On September 22nd, the 10-year Treasury Rate touched another historic low with a yield close to 1.7%.  This is a critical measure, as many credit union assets are priced off of the longer end of the yield curve.  There are many factors contributing to the low yield, including:

  • The Fed’s decision to sell some shorter-term debt and buy longer-term debt
  • The weak economy
  • The continued flight to safety (American debt looks relatively safe on a global scale)
  • The Fed’s stated intention to keep short-term rates low into the middle of 2013

So what does this all mean to a credit union’s net interest margin?
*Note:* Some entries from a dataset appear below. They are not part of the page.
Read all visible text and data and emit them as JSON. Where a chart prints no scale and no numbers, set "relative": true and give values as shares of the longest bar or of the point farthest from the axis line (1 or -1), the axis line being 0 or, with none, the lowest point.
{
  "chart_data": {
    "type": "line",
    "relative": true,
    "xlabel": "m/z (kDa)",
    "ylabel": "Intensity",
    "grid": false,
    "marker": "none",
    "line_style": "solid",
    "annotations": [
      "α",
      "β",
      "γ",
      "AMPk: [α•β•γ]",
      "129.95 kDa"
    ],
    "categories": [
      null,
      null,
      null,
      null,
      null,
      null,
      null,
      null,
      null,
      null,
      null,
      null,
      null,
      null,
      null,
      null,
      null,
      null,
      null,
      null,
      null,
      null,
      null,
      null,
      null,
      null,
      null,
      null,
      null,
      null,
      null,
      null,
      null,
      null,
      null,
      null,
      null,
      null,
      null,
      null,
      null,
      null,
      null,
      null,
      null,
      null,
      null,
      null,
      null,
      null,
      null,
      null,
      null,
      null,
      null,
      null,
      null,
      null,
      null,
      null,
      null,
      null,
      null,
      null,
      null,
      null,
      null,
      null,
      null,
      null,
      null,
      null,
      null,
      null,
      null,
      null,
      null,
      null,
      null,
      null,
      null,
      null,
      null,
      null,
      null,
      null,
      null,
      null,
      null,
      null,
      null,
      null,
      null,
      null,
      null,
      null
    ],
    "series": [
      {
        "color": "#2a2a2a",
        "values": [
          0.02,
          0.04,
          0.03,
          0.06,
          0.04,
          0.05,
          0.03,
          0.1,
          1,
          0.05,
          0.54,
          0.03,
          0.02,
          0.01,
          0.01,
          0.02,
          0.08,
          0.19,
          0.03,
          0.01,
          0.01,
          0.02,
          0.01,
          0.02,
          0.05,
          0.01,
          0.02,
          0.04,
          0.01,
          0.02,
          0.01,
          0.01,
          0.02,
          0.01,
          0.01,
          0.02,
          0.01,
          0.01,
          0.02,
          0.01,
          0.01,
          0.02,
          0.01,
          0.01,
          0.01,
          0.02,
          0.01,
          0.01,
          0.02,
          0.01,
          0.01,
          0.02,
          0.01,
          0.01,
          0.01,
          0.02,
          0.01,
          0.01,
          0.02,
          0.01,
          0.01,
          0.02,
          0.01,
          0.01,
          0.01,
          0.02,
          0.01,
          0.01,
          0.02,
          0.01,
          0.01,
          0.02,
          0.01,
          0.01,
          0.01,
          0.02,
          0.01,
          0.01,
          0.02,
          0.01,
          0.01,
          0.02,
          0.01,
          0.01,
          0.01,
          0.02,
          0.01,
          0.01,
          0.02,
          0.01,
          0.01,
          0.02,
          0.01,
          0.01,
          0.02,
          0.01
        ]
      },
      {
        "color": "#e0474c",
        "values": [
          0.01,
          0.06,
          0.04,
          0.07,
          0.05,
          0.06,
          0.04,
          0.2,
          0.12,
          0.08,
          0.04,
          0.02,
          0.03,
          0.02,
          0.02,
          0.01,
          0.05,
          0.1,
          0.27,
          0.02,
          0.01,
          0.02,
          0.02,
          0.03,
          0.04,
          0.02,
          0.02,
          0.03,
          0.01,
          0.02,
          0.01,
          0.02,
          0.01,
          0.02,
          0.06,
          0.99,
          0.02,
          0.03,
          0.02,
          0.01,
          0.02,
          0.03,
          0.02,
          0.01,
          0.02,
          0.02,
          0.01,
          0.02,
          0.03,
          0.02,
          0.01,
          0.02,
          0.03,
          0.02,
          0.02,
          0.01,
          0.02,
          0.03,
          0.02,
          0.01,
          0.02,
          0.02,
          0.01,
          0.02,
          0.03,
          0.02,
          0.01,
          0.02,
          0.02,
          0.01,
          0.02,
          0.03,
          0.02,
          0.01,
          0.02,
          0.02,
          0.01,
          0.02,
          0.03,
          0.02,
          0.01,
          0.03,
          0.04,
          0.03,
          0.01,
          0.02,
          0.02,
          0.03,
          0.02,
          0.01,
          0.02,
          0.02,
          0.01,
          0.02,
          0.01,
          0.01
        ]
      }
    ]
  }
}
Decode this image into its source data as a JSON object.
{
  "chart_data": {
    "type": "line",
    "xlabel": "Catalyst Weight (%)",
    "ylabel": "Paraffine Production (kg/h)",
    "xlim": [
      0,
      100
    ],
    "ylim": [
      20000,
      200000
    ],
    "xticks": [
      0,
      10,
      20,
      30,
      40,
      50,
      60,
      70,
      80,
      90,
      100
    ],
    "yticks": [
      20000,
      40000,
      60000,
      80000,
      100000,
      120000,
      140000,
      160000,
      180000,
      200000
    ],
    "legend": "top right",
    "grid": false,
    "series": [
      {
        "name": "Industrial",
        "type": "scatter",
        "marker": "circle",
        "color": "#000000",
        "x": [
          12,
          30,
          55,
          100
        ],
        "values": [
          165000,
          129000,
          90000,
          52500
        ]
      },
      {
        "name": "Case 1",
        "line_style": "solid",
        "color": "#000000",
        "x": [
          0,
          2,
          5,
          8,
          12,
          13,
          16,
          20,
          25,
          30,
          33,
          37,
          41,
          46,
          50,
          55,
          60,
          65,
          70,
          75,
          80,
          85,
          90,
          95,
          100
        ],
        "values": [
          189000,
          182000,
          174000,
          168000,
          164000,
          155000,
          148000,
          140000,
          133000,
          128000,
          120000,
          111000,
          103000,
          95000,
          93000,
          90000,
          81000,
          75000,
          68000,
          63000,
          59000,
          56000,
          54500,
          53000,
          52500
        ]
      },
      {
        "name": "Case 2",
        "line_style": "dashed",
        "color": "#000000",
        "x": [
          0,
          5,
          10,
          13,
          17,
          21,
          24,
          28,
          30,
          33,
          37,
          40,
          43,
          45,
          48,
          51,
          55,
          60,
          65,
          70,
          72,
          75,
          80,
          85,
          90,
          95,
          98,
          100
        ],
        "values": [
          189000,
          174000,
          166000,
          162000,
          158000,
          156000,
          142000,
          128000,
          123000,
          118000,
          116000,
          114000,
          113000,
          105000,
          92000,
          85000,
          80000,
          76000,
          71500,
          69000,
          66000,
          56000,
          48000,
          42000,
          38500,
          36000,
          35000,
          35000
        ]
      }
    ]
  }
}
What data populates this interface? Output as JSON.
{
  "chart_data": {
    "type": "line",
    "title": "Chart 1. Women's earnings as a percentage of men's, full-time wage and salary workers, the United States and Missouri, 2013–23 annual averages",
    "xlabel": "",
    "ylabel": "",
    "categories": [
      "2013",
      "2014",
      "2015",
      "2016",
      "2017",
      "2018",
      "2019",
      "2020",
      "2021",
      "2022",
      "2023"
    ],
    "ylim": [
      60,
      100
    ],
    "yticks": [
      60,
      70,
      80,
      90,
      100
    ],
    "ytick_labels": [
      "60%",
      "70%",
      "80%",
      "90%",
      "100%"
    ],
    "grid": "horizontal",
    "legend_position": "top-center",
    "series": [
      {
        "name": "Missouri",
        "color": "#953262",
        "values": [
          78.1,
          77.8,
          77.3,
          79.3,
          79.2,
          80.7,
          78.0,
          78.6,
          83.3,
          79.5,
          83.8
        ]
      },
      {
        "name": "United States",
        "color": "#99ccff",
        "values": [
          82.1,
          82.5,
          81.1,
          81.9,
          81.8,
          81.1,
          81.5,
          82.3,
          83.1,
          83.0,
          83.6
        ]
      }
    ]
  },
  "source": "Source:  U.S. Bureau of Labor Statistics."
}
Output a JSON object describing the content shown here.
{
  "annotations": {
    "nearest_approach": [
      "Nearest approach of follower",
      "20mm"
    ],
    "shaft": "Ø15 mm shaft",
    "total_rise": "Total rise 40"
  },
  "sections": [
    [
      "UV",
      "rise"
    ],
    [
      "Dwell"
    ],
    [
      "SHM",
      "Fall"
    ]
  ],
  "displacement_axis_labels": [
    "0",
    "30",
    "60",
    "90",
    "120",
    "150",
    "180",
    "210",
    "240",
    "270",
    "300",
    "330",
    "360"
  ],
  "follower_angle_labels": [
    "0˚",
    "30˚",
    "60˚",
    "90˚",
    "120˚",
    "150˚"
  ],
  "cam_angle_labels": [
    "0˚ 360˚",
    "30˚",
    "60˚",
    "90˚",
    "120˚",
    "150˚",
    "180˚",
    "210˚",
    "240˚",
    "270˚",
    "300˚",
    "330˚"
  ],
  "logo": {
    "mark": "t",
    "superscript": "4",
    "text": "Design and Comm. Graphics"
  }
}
All else being equal, credit union loan and investment yields will continue to decline while rates are low and the economy flounders.  Additionally, the ability to maintain the net interest margin becomes increasingly unlikely the longer we are in this low rate environment.  Deposit rates will hit a “floor” at some point.  Even if a credit union has room to lower deposit rates—and thus minimize the loss of asset yield today—that credit union will, by default, still be adding interest rate risk to the balance sheet.  Additionally, most credit union assets are fixed rate, and these low-yielding, fixed-rate assets will likely stay on the books for a while.  As a result of all these factors, credit union margins will be further squeezed and the potential for interest rate risk will increase.

Does your credit union have the ability to absorb more interest rate risk going forward?  Can your institution remain profitable 12 months from now if current trends continue? Now is a good time to try and figure this out, and take mitigating actions if deemed necessary.